А Сэсэгхэн уже давно на телеге. Ее окружили женщины.
— Что означает «Сэсэгхэн»? — спросила Мария Николаевна.
Женщины смотрят друг «а друга, не понимают, о чем она спрашивает…
Но вот Димит, жена Эрдэмтэ, догадалась. Она торопливо сорвала красный цветок и протянула его Марии Николаевне.
__ Это… Это… Сэсэг… Сэсэгхэн, — сказала она.
— A-а… Роза! — обрадовалась Мария Николаевна.
— Роз! Роз! — заулыбались, зашумели женщины.
…Гром грянул неожиданно: никто не заметил, как собралась гроза. Когда подняли головы, увидели: небо стало черно-синим… Закапал крупный дождь. Едва успели укрыться под крышей, как начался ливень. Дождь шел долго, а люди все беспокоились, как бы он не перестал так же неожиданно, как начался. Ведь все забыли, когда последний раз шел дождь.
— Дождь как раз вовремя. Покос полило, трава будет, — сказал Эрдэмтэ.
Дарима постлала кошму «а мокрую телегу. Тобшой поцеловала внучку и Марию Николаевну.
Ухинхэн натянул вожжи. Из-за уходящей тучи глянуло ясное, словно умытое, солнце. Ухинхэн хлестнул лошадь и направил ее к дороге, через которую, как нарядные ворота, была перекинута цветистая радуга…
Затагархан и Доржи взяли под руки старую, как-то вдруг ослабевшую Тобшой и повели ее в опустевшую юрту.
Доржи положил руки на плечи друга, глянул в его осунувшееся от горя лицо.
Мальчику захотелось ободрить, утешить Затагархана — ведь ему так тяжело!
— Пойдем к нам, — тихо сказал Доржи.
Затагархан согласился.
Они провели вместе весь дань.
Вечером мальчики помогали матери, доившей коров, отгоняли от коров телят, разжигали в загородке дымокур, чтобы комары не беспокоили скот. Затагархан ушел поздно.
Доржи подсел к дяде Хэшэгтэ.
— Как теперь станет жить Затагархан? Трудно ему будет… — Доржи задумался. — Дядя, — спросил он, — а где ваши родители?
— Я маленький был, когда они умерли.
— Кто же вас научил грамоте?
— Да так… чужой человек.
— Добрый, наверно, был?
Хэшэгтэ улыбнулся.
— Не добрее Мархансая.
— Как же так? — удивился Доржи. — А я думал…

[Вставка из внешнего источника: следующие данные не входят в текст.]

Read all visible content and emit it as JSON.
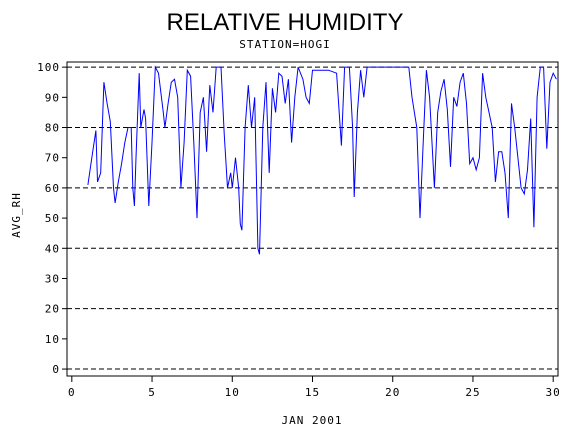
{
  "chart_data": {
    "type": "line",
    "title": "RELATIVE HUMIDITY",
    "subtitle": "STATION=HOGI",
    "x_label": "JAN 2001",
    "y_label": "AVG_RH",
    "x": [
      1.0,
      1.3,
      1.5,
      1.6,
      1.8,
      2.0,
      2.2,
      2.4,
      2.6,
      2.7,
      2.9,
      3.1,
      3.3,
      3.5,
      3.7,
      3.8,
      3.9,
      4.0,
      4.2,
      4.3,
      4.5,
      4.6,
      4.8,
      5.0,
      5.2,
      5.4,
      5.7,
      5.8,
      6.0,
      6.2,
      6.4,
      6.6,
      6.8,
      7.0,
      7.2,
      7.4,
      7.6,
      7.8,
      8.0,
      8.2,
      8.4,
      8.6,
      8.8,
      9.0,
      9.3,
      9.5,
      9.7,
      9.9,
      10.0,
      10.2,
      10.4,
      10.5,
      10.6,
      10.8,
      11.0,
      11.2,
      11.4,
      11.6,
      11.7,
      11.9,
      12.1,
      12.3,
      12.5,
      12.7,
      12.9,
      13.1,
      13.3,
      13.5,
      13.7,
      13.9,
      14.1,
      14.4,
      14.6,
      14.8,
      15.0,
      16.0,
      16.5,
      16.8,
      17.0,
      17.3,
      17.5,
      17.6,
      17.8,
      18.0,
      18.2,
      18.4,
      19.0,
      21.0,
      21.2,
      21.5,
      21.7,
      21.9,
      22.1,
      22.3,
      22.6,
      22.8,
      23.0,
      23.2,
      23.4,
      23.6,
      23.8,
      24.0,
      24.2,
      24.4,
      24.6,
      24.8,
      25.0,
      25.2,
      25.4,
      25.6,
      25.8,
      26.0,
      26.2,
      26.4,
      26.6,
      26.8,
      27.0,
      27.2,
      27.4,
      27.6,
      27.8,
      28.0,
      28.2,
      28.4,
      28.6,
      28.8,
      29.0,
      29.2,
      29.4,
      29.6,
      29.8,
      30.0,
      30.2
    ],
    "series": [
      {
        "name": "AVG_RH",
        "color": "#0000ff",
        "values": [
          61,
          72,
          79,
          62,
          65,
          95,
          88,
          82,
          60,
          55,
          62,
          68,
          75,
          80,
          80,
          60,
          54,
          70,
          98,
          80,
          86,
          83,
          54,
          75,
          100,
          98,
          85,
          80,
          88,
          95,
          96,
          90,
          60,
          75,
          99,
          97,
          75,
          50,
          85,
          90,
          72,
          94,
          85,
          100,
          100,
          78,
          60,
          65,
          60,
          70,
          60,
          48,
          46,
          80,
          94,
          80,
          90,
          40,
          38,
          80,
          95,
          65,
          93,
          85,
          98,
          97,
          88,
          96,
          75,
          90,
          100,
          96,
          90,
          88,
          99,
          99,
          98,
          74,
          100,
          100,
          80,
          57,
          85,
          99,
          90,
          100,
          100,
          100,
          90,
          80,
          50,
          75,
          99,
          90,
          60,
          85,
          92,
          96,
          86,
          67,
          90,
          87,
          95,
          98,
          88,
          68,
          70,
          66,
          70,
          98,
          90,
          85,
          80,
          62,
          72,
          72,
          65,
          50,
          88,
          80,
          70,
          60,
          58,
          66,
          83,
          47,
          90,
          100,
          100,
          73,
          95,
          98,
          96
        ]
      }
    ],
    "xlim": [
      -0.3,
      30.3
    ],
    "ylim": [
      -2.3,
      101.7
    ],
    "xticks": [
      0,
      5,
      10,
      15,
      20,
      25,
      30
    ],
    "yticks": [
      0,
      10,
      20,
      30,
      40,
      50,
      60,
      70,
      80,
      90,
      100
    ],
    "grid_lines": [
      0,
      20,
      40,
      60,
      80,
      100
    ]
  }
}
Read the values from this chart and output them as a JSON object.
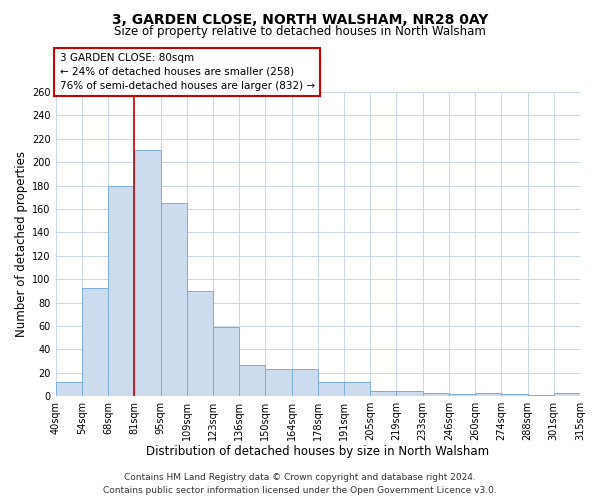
{
  "title": "3, GARDEN CLOSE, NORTH WALSHAM, NR28 0AY",
  "subtitle": "Size of property relative to detached houses in North Walsham",
  "xlabel": "Distribution of detached houses by size in North Walsham",
  "ylabel": "Number of detached properties",
  "bin_labels": [
    "40sqm",
    "54sqm",
    "68sqm",
    "81sqm",
    "95sqm",
    "109sqm",
    "123sqm",
    "136sqm",
    "150sqm",
    "164sqm",
    "178sqm",
    "191sqm",
    "205sqm",
    "219sqm",
    "233sqm",
    "246sqm",
    "260sqm",
    "274sqm",
    "288sqm",
    "301sqm",
    "315sqm"
  ],
  "bar_values": [
    12,
    92,
    180,
    210,
    165,
    90,
    59,
    27,
    23,
    23,
    12,
    12,
    4,
    4,
    3,
    2,
    3,
    2,
    1,
    3
  ],
  "bar_fill_color": "#ccdcee",
  "bar_edge_color": "#7bafd4",
  "grid_color": "#c8d8ea",
  "bg_color": "#ffffff",
  "vline_color": "#cc0000",
  "vline_x_index": 3,
  "annotation_text": "3 GARDEN CLOSE: 80sqm\n← 24% of detached houses are smaller (258)\n76% of semi-detached houses are larger (832) →",
  "annot_box_edge_color": "#cc0000",
  "annot_box_fill_color": "#ffffff",
  "ylim": [
    0,
    260
  ],
  "yticks": [
    0,
    20,
    40,
    60,
    80,
    100,
    120,
    140,
    160,
    180,
    200,
    220,
    240,
    260
  ],
  "title_fontsize": 10,
  "subtitle_fontsize": 8.5,
  "axis_label_fontsize": 8.5,
  "tick_fontsize": 7,
  "annot_fontsize": 7.5,
  "footer_fontsize": 6.5,
  "footer_text": "Contains HM Land Registry data © Crown copyright and database right 2024.\nContains public sector information licensed under the Open Government Licence v3.0."
}
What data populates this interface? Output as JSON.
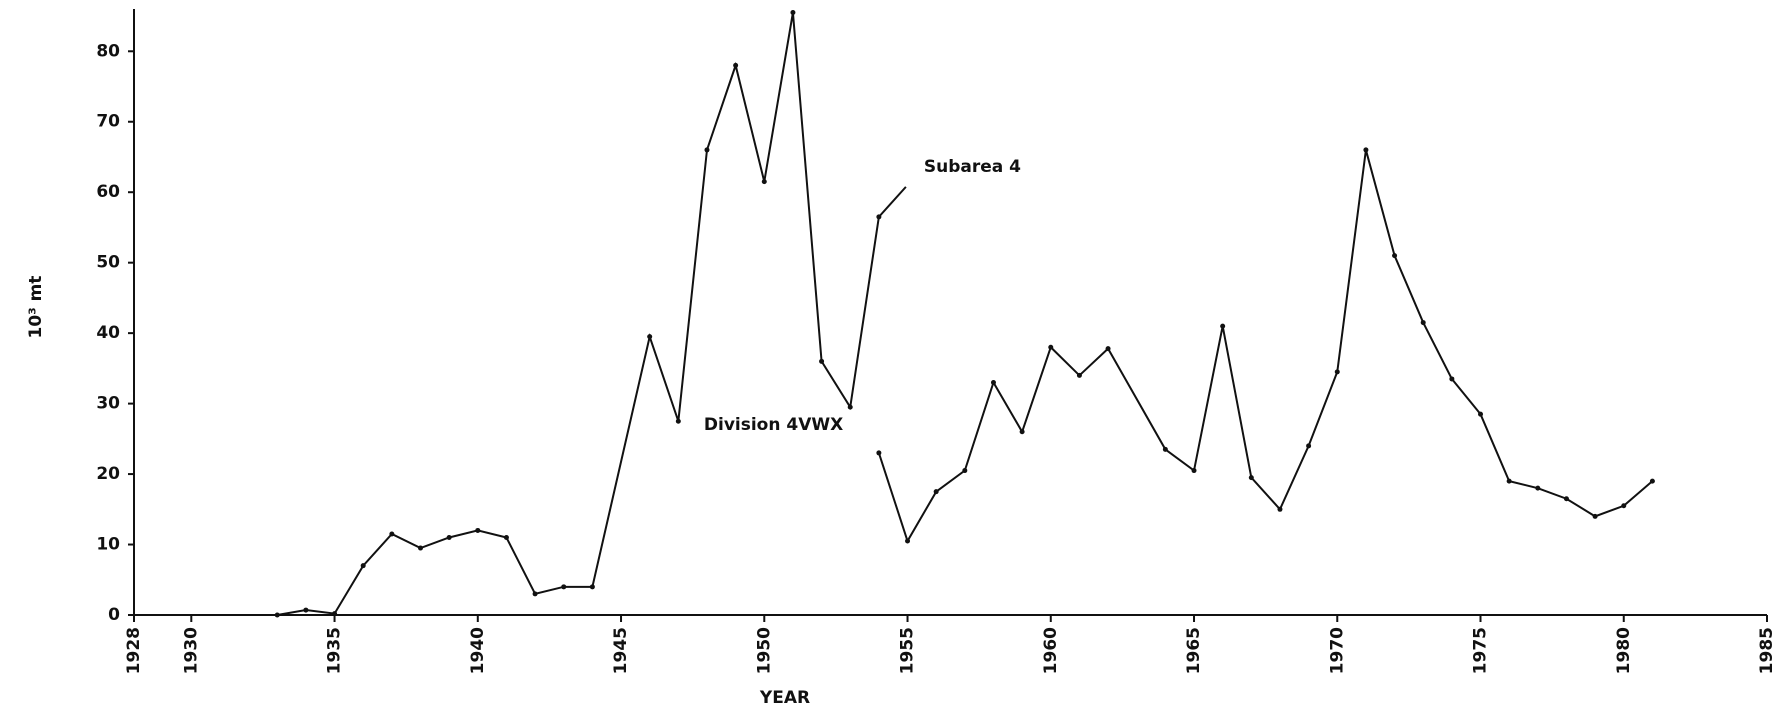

— Да. Дорого обходилась мне каждая буква. Целый год у него даром овец пас. Покажет мне бывало одну букву, потом скажет: «Если хочешь узнать следующую, паси десять дней». Так год и прошел. Думаешь, легко было?
Доржи от удивления даже рот открыл.
— Почему же он так поступал?
— Хэ, почему… Не то что батрака грамоте учить, письмо соседу не хотел прочитать даром. Любил, чтобы его упрашивали, подарками одаривали. Придут без подарка — откажется, скажет, что очки потерял… Принесут подарок — Очки сразу найдутся. И приносили: людям же надо знать, что в бумаге сказано, может, Что важное. Вот какой человек был.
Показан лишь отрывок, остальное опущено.